В Послании к Римлянам апостол Павел прямо говорит: «…плотские помышления суть вражда против Бога» (Рим.8.7) или «Помышления плотские суть смерть, а помышления духовные – жизнь и мир» (Рим.8.6). Православное вероучение не только требует отказа от собственного разума,  но и указывает предмет его помышлений – воля Божия: «И не сообразуйтесь с веком сим, но преобразуйтесь обновлением ума вашего, чтобы вам познавать, что (есть) воля Божия, благая, угодная и совершенная» (Рим.12.2).

Духовной предпосылкой возникновения и развития западной философии, как мы уже рассмотрели выше в нашей работе,  является учение католической церкви. В отличие от Восточной Церкви, в учении католической церкви, закрёплённом в её  догматическом богословии, был введён принцип «свободного разума». Это означает, что трансцендентное (божественное) содержание учения было искажено. Принцип «свободного разума» постепенно, особенно в эпоху Возрождения, получил своё дальнейшее развитие и привёл к возрождению философии. Принцип «свободного разума» или его абсолютность  составляет принцип философского знания вообще. Наиболее последовательно, свободный разум получает своё воплощение в философии Гегеля. В системе абсолютного идеализма  он (разум) опирается (руководствуется) только на самого себя. Ему противостоит принцип апофатизма, который лежит в основе учения Восточной Церкви.

Ошибка русской религиозной философии состоит  в том, что она интерпретирует содержание православия с точки зрения западного богословия, философии и науки. Это заблуждение проистекает, на наш взгляд, вследствие недостаточного  воцерковления его сторонников,    поверхностного постижения ими догматических и мистических оснований православного учения;  и, наконец, в непонимании несовместимости различий между теоцентрической православной традицией и всеми остальными. В результате, русская теоретическая мысль не нашла в себе логической (гномической) воли провести принцип апофатического разума (православный) через всё содержание мировой культуры, чтобы продемонстрировать абсолютную непогрешимость и истинность православия (теоцентрической парадигмы), несовместимость его с иными религиозными учениями.

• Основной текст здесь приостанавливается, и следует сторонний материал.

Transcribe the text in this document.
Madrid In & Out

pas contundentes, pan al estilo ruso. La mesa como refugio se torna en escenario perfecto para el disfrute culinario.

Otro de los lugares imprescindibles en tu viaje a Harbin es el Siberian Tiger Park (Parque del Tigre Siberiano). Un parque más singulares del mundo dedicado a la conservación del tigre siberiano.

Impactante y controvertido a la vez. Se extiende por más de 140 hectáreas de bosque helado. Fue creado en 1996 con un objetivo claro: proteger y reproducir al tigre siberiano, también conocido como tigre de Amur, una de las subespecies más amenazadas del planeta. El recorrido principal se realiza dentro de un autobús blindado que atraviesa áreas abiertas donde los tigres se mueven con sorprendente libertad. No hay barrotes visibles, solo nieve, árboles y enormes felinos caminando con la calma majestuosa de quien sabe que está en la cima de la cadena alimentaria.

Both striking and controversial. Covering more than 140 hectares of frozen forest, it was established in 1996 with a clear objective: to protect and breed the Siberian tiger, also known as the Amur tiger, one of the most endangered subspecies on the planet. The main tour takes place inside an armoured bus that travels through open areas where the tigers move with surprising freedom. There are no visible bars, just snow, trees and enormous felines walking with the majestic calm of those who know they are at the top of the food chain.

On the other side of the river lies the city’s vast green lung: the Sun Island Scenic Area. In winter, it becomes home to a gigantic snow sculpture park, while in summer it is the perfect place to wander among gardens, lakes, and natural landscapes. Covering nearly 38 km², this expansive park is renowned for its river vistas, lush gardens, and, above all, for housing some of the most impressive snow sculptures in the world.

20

Апофатическое   [от греч. ἀποφάσκω — отрицать] богословие, в узком смысле этого слова,  метод богопознания, при котором в описании свойств Бога, исключаются все тварные атрибуты [Свящ. В.Шмалий Апофатическое (отрицательное) богословие. — [Электронный ресурс]. URL:    http://www.pravenc.ru/text/Апофатическое%20богословие.html].

В.Лосский, совершенно справедливо, существенно расширяет содержание этого понятия. Апофатизм – «…. это,  прежде всего, расположенность ума, отказывающегося от составления понятий о Боге; при такой установке решительно исключается всякое абстрактное и чисто рационалистическое богословствование, желающее приспособить к человеческому мышлению тайны Божественной премудрости. Это – экзистенциальная позиция, при которой человек целиком захвачен: нет богословия вне опыта, нужно меняться становится новым человеком» [Лосский В. Н. Очерк мистического богословия Восточной церкви. М., 1991. C.25].

Принцип апофатизма получил свое последовательное применение в первые века христианства во время формирования догматического учения, лежащего в основе православного вероисповедания. Апофатизм не означает отказа от богопознания или агностицизма, он, прежде всего, означает запрет нашей мысли следовать естественным путем и подменять духовные реальности понятиями падшего разума [Там же, C.35].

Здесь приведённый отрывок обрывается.